One of the most disturbing aspects of the 2016 Post Election Ethics Train Wreck was the ugly spectacle of once esteemed professions deciding en masse to ditch their integrity in order to join the “Get Trump!” mob with the cool kids. Historians, lawyers, judges, psychiatrists, scholars, civil libertarians, journalists, educators…yes, and ethicists—all these groups disgraced themselves and breached the one, overarching mandate for those who supposedly labor for the public good: be trustworthy. Then came The Great Stupid, compounding the damage to society and the culture by showing “experts” to be equally unreliable, burdened as they were by crippling bias, political agendas, and flawed skills and assumptions.
Two recent examples highlighted this trend. First up, the ethicist.
Doriane Lambelet Coleman, a professor at Duke Law School, is co-director of the Center for Sports Law & Policy and a senior fellow at the Kenan Institute for Ethics. She authored a jaw-droppingly lame op-ed for the Washington Post headlined, “Yes, Kamila Valieva should be skating in Beijing.” There isn’t a single valid ethical principle behind her entire, constructed-for-sentimentalists argument.
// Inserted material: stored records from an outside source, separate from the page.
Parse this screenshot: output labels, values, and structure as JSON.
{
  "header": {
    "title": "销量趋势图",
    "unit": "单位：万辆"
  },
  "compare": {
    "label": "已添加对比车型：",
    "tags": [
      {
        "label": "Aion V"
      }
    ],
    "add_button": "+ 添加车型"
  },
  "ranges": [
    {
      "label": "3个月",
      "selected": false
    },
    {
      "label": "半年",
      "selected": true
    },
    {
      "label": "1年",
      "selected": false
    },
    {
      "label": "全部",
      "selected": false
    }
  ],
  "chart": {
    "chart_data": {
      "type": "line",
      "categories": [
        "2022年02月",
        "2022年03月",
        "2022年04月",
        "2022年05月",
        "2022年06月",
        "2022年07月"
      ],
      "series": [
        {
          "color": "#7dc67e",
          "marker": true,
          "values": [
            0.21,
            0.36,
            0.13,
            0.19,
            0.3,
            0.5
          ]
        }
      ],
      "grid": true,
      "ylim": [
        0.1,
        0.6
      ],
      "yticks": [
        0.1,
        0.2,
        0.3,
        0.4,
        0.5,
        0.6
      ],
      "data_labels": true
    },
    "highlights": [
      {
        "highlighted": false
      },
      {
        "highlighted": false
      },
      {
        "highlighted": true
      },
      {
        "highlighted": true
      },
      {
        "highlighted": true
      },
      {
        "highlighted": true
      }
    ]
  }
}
Her first sentence would normally make me quit reading any opinion piece: “Russian Kamila Valieva is the best figure skater on the planet, she is gorgeous to watch perform and she should be skating in Beijing.” This is the equivalent of “Barry Bonds is a great player and we should ignore the fact that’s he’s a steroid cheat.” An ethicist is openly elevating the most obvious non-ethical consideration seasoned with personal bias, that the author thinks she is “gorgeous” on the ice, over the clear ethical consideration that the skater broke the rules, and had they been enforced, she wouldn’t be at the Olympics at all.